Putting the audience in the actors’ roles
Lisa Jo Epstein, executive director of Just Act, said the hope is that audience members, whom she called “spect-actors,” can relate to the moments of conflict and can feel comfortable to jump in and take the place of J.V. or Moms.
“There will be some direct teaching about the census in terms of the myths and the realities,” Epstein said. “But it will start with the forum theatre piece, so that the … constituents who are in the room are recognizing … they know the situation, this is what they just came from. Right? And then to break it down into the real information about the census.”
A big part of forum theatre is having the actors inform their performances with their own experiences. Marcos Lomelí, a program coordinator at Ceiba playing J.V., said he sees the character he plays in many of the people who come in for help with social services.
In the free tax prep program, one form filled out beforehand includes an option indicating the participant might need help filling out the census.
“So I say to them, ‘Oh, you indicated you need help with the census. What’s up?’” Lomelí said. “Well, it’s usually, some of the questions you heard today, ‘Do I have to do it?’ Why do I have to do it?’”
Language barriers also inform the actors’ process. The cast plans to perform in English, Spanish and Spanglish, moving among them as it fits naturally. Lomelí said trying to perform the play in Spanglish reminded him of trying to explain taxes to people whose first language isn’t English.
“Tax stuff in English already sounds like a bunch of jargon, and when you do it in Spanish, it’s even more jargon-y,” Lomelí said. “Having that conversation that I’m sometimes trying to have with people around tax stuff, and they’re like, ‘Whatever, man, this is just a bunch of hullabaloo,’ that’s real. That feels like a real part of a conversation that I’ve had. There’s certain feelings and expressions and thoughts that you can only convey in one language.”

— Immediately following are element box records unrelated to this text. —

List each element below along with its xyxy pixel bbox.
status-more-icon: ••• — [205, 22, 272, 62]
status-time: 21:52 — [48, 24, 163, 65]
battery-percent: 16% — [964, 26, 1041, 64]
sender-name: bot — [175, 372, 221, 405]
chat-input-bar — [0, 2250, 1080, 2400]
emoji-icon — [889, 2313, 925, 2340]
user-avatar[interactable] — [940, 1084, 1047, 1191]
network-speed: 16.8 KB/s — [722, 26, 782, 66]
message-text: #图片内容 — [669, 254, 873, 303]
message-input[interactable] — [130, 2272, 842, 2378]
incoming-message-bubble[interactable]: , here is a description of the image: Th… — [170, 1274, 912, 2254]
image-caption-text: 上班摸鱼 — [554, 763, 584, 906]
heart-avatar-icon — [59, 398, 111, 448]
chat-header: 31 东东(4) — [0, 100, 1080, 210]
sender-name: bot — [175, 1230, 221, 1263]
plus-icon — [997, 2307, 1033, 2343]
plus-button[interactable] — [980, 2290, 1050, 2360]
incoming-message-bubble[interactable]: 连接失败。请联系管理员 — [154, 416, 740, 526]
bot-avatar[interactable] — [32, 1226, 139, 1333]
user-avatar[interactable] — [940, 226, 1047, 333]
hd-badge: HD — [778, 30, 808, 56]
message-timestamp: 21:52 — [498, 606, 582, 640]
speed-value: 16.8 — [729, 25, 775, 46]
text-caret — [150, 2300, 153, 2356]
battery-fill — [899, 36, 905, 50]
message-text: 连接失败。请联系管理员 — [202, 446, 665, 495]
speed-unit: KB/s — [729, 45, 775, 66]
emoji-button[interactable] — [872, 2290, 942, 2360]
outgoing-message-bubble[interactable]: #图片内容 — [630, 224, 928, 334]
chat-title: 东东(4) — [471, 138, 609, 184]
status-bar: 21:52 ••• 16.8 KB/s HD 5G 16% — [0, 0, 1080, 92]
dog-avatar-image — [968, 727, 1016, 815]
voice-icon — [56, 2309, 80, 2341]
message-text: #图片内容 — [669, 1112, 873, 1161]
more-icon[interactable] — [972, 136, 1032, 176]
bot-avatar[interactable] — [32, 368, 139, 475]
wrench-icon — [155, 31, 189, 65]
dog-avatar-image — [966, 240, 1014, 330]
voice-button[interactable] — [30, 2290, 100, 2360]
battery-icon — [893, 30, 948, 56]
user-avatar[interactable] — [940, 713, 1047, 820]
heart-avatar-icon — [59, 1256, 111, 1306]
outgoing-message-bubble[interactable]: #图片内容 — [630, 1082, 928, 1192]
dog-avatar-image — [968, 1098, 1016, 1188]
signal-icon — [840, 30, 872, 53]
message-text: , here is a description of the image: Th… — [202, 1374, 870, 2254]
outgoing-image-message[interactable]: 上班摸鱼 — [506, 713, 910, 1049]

Just Act was one of dozens of nonprofits and community organizations in the city to receive microgrants for census outreach through Philly Counts’ 2020 Census Action Fund. Prior to applying for the grant, Epstein said, she was in conversation with Ceiba’s executive director, Will Gonzalez, about a theater piece to spark dialogue with the Norris Square Latino community and the census.
This is Just Act’s first project with Ceiba, Epstein said, but they are hoping to create more in the future, focused on subjects such as gentrification and voting.
An opportunity to share stories productively
Epstein said one of the most impactful parts of forum theatre — a form created by Brazilian Augusto Boal — is that it creates an opportunity for community members who are oppressed to share their stories productively.
“In the Latinx community, there are a tremendous number of myths that have been spawned by our government that a lot of people believe are real because it’s everywhere,” Epstein said. “These myths become a kind of reality. And so they are using forum theatre as their vehicle to catalyze conversation with their community about real struggles that they have around the particular issue and strategize real ways to flip the script of what everyone has come to take as true.”
Ceiba’s Will Gonzalez said he sees a strong connection to performing to a captive audience during tax prep season, given that the census decides the ways in which tax dollars are spent.
“It’s funny that we are trying to use techniques that are from previous centuries, that are more interactive, that are not technology-driven, that are human beings, so I think it worked for the Greeks, it worked at various times in history to convey important information, and why not in the 21st century, when people are so disconnected?” Gonzalez said.
“Even though we can move information at the speed of light, it’s sometimes good to try and do it in a way that’s more personal, more interactive, that makes people think.”